Download the notebook here
!
Selecting Elements of DataFrames¶
Typically, a constraint will only apply to a subset of parameters. Before starting to explain how to specify constraints in estimagic, we will therefore briefly explain how to select subsets of rows of a DataFrame. Feel free to skip if you already know this.

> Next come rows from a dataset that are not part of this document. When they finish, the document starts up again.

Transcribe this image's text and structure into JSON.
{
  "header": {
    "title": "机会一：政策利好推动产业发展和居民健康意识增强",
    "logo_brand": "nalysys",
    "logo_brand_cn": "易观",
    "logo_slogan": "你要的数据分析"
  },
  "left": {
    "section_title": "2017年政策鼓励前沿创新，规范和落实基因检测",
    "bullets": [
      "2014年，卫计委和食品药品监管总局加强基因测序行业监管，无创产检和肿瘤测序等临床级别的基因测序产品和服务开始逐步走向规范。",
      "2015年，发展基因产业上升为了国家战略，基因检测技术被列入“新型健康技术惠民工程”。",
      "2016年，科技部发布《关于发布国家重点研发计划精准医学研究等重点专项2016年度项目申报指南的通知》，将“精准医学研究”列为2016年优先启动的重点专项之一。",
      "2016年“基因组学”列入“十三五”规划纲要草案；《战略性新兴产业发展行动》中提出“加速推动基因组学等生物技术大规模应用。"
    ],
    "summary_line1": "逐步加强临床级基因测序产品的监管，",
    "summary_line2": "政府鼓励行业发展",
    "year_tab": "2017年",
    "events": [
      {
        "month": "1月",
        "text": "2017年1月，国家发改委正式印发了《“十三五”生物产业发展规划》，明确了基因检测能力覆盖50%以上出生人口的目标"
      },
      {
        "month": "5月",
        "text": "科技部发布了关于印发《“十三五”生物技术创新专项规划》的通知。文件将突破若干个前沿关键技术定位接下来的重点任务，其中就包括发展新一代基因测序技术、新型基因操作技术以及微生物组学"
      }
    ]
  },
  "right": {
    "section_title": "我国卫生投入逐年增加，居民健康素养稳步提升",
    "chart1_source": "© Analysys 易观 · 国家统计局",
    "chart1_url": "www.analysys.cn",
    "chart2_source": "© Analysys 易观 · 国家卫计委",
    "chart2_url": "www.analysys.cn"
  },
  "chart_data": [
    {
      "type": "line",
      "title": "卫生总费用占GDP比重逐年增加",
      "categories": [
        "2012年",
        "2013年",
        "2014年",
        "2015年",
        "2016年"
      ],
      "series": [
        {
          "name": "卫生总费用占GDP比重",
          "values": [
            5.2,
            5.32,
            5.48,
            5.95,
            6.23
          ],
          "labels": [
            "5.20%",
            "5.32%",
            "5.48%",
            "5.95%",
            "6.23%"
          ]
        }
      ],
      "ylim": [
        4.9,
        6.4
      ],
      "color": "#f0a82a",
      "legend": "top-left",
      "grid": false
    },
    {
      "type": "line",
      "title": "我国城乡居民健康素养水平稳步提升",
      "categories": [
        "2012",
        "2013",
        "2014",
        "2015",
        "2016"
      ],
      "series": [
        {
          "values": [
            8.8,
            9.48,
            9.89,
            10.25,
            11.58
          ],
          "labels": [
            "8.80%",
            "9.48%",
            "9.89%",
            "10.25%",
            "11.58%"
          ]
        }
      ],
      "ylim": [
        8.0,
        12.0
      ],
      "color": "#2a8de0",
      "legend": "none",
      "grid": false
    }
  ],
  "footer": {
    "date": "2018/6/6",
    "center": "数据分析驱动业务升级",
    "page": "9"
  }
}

Lets first look at a simple example DataFrame:
[8]:
import pandas as pd
import numpy as np
index = pd.MultiIndex.from_product(
[["a", "b"], np.arange(3)], names=["category", "number"]
)
df = pd.DataFrame(
data=[0.1, 0.45, 0.55, 0.75, 0.85, -1.0], index=index, columns=["value"]
)
df
[8]:
value | ||
---|---|---|
category | number | |
a | 0 | 0.10 |
1 | 0.45 | |
2 | 0.55 | |
b | 0 | 0.75 |
1 | 0.85 | |
2 | -1.00 |
To select subsets of the rows we have two options: loc and query.
loc
is best if the rows we want to select correspond to an entry in the index, reading from the left. For example, we can select all parameters of category “a” by:
[9]:
df.loc["a"]
[9]:
value | |
---|---|
number | |
0 | 0.10 |
1 | 0.45 |
2 | 0.55 |
In order to only get the second row, we would do:
[10]:
df.loc[("a", 1)]
[10]:
value 0.45
Name: (a, 1), dtype: float64
For these examples, query
would be much more verbose:
[11]:
df.query("category == 'a'")
[11]:
value | ||
---|---|---|
category | number | |
a | 0 | 0.10 |
1 | 0.45 | |
2 | 0.55 |
However, if we wanted to select all columns where number equals 1, loc would be more cumbersome:
[12]:
df.loc[[("a", 1), ("b", 1)]]
[12]:
value | ||
---|---|---|
category | number | |
a | 1 | 0.45 |
b | 1 | 0.85 |
Imagine how that would look like if we had twenty categories! For such more cases, query is a much better solution:
[13]:
df.query("number == 1")
[13]:
value | ||
---|---|---|
category | number | |
a | 1 | 0.45 |
b | 1 | 0.85 |
In order to specify constraints for a parameter, you specify either loc
or query
, this will be passed on as an argument to params_df.loc[]
or params_df.query()
, respectively.